Falschfarbenaufnahme eines Graphenplatte unter dem Elektronenmikroskop: Forschern ist es gelungen, Graphenplatten herzustellen, die als Baustoff etwa für Flugzeuge dienen können.

Foto: Beihang University

Graphen gehört zu den reißfestesten und härtesten Materialien auf der Welt. Stahl kommt da längst nicht mit. Das Material besteht aus Kohlenstoffatomen, die bienenwabenförmig angeordnet sind. Der unsichtbare Film ist nur eine Atomlage dick. Könnte man hunderttausende oder Millionen solcher Graphenblätter übereinanderstapeln und sie miteinander verbinden, hätte man ein wahrlich unverwüstliches Material. Es könnte beispielsweise im Flugzeugbau eingesetzt werden. Doch es ist bisher nicht gelungen, einen Kleber zu entwickeln, der die gleichen Eigenschaften wie Graphen hat, dieses also nicht schwächt.

Perlmutt und Papier sind die Vorbilder

Das hat jetzt ein Forscherteam um Qunfeng Cheng, Chemieprofessor an der Beihang University in Peking, und Ray Baughman, Direktor des Nanotech-Instituts der University of Texas, geschafft. Es orientierte sich am Aufbau von Perlmutt, einem äußerst harten Werkstoff, den viele Meeresbewohner zum eigenen Schutz herstellen. Es besteht aus einzelnen Lagen Calciumcarbonat, die durch einen organischen Kleber miteinander verbunden sind.
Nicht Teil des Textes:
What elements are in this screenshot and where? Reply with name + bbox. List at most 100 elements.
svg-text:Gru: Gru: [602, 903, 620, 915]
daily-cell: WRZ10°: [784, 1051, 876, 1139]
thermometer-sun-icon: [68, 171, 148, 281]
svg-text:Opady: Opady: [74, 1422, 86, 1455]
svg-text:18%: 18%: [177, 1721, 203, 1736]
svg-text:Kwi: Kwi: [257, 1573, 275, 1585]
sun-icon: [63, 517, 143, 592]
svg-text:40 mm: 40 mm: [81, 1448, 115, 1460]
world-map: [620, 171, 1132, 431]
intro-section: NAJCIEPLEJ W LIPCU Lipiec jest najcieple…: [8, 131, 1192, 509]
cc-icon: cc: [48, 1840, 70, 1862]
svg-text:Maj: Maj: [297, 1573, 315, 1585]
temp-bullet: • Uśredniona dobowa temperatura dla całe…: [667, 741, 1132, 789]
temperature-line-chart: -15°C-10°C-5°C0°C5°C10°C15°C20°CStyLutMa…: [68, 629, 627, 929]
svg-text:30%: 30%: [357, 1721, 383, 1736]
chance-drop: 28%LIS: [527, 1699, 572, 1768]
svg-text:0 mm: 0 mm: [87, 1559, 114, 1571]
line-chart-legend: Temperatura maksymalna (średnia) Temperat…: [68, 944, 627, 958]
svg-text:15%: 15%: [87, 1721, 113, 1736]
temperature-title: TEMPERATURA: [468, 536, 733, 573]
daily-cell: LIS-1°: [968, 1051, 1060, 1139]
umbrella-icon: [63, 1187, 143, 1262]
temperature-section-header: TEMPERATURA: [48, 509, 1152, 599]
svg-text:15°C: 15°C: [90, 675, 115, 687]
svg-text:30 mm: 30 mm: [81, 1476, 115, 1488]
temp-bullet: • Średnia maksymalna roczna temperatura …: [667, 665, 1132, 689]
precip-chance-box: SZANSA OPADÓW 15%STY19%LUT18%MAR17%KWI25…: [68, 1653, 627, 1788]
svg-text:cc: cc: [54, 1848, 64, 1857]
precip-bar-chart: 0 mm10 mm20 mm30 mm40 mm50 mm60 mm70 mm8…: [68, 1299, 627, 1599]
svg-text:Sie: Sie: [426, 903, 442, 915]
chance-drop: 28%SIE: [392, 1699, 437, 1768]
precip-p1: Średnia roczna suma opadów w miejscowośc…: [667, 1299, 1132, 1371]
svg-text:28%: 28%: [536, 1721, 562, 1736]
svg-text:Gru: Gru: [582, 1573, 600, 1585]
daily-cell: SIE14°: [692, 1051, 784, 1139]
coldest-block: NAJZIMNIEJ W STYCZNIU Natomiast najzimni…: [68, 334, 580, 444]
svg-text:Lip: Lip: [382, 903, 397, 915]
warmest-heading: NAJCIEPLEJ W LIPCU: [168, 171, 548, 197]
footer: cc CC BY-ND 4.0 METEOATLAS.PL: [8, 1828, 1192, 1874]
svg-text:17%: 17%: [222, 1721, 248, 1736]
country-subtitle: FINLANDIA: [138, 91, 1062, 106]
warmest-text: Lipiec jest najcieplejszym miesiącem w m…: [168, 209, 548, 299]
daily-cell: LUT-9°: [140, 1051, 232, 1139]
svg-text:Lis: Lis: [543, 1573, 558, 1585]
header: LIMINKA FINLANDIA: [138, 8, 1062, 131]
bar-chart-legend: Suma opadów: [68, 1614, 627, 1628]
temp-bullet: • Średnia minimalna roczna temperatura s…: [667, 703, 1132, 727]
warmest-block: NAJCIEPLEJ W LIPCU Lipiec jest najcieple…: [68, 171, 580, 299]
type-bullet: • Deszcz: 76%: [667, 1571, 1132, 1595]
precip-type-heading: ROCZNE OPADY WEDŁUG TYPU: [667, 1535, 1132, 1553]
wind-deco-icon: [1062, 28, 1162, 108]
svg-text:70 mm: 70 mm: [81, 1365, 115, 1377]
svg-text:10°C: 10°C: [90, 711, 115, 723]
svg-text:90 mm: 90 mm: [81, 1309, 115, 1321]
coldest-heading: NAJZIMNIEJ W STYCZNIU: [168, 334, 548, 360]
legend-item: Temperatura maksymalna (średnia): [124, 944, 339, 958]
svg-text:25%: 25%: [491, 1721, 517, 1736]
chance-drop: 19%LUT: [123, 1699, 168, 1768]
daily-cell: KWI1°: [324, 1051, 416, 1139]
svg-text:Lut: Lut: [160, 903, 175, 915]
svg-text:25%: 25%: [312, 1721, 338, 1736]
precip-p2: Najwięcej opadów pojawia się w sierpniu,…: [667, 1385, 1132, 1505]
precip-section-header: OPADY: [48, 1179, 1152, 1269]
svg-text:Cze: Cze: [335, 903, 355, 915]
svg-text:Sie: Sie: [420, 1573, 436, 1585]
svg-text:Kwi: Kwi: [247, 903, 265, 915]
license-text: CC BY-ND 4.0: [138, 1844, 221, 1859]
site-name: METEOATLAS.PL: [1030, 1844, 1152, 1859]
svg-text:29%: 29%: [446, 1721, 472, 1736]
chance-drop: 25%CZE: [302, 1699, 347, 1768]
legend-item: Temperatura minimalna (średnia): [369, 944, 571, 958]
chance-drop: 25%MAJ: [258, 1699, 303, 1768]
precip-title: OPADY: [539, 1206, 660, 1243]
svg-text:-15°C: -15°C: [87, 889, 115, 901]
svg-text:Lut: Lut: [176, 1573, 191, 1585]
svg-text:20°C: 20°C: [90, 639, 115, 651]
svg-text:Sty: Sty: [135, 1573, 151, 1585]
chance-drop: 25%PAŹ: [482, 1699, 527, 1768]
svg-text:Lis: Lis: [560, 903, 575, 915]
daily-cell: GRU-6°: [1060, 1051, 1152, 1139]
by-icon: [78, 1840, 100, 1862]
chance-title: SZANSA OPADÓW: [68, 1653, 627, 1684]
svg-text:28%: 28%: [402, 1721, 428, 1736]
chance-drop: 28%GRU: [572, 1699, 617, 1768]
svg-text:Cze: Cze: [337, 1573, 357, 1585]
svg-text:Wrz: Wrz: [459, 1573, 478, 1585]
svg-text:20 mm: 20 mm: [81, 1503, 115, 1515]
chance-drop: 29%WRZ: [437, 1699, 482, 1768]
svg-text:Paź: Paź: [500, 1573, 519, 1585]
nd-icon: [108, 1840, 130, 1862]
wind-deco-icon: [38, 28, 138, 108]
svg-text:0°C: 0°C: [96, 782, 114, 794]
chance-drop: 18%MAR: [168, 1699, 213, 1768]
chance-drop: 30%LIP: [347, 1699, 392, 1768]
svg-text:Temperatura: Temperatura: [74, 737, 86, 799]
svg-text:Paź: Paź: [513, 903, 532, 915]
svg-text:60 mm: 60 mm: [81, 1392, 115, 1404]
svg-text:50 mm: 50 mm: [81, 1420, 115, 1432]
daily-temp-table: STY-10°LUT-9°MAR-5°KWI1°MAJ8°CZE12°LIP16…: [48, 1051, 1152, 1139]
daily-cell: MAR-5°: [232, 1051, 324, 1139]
„Anstatt die Filme aufeinanderzulegen, oxidieren wir kleine Graphenpartikel“, sagt Baughman. „Dann verrühren wir sie mit Wasser und filtern das Graphen heraus. Es entstehen Graphenfilme.“ Auch hier hat das chinesische-amerikanisch Team ein Vorbild: die Herstellung von Papier. Zellstofffasern werden mit Wasser verrührt. Sie verdrillen sich und werden mit einem wasserdurchlässigen Tuch abgeseiht. Nach dem Trocknen ist das Papier fertig.

Graphenplättchen verhaken sich miteinander

Der Graphenfilm ist noch wenig belastbar. „Unser Trick: Wir verbinden die Plättchen mit einer Art Kleber, der benachbarte Plättchen an den Stellen verbindet, an denen sie sich überlappen“, so Boughman. Der Kleber hat gleichzeitig die Aufgabe, die Oxidation rückgängig zu machen. Es entsteht wieder Graphen. Die Plättchen verhaken sich gewissermaßen miteinander, sodass die Grundfestigkeit des Materials auch an den Verbindungsstellen herrscht. Es entstehen ganze Platten, die die Eigenschaften des Films haben, der nur eine Atomlage dick ist.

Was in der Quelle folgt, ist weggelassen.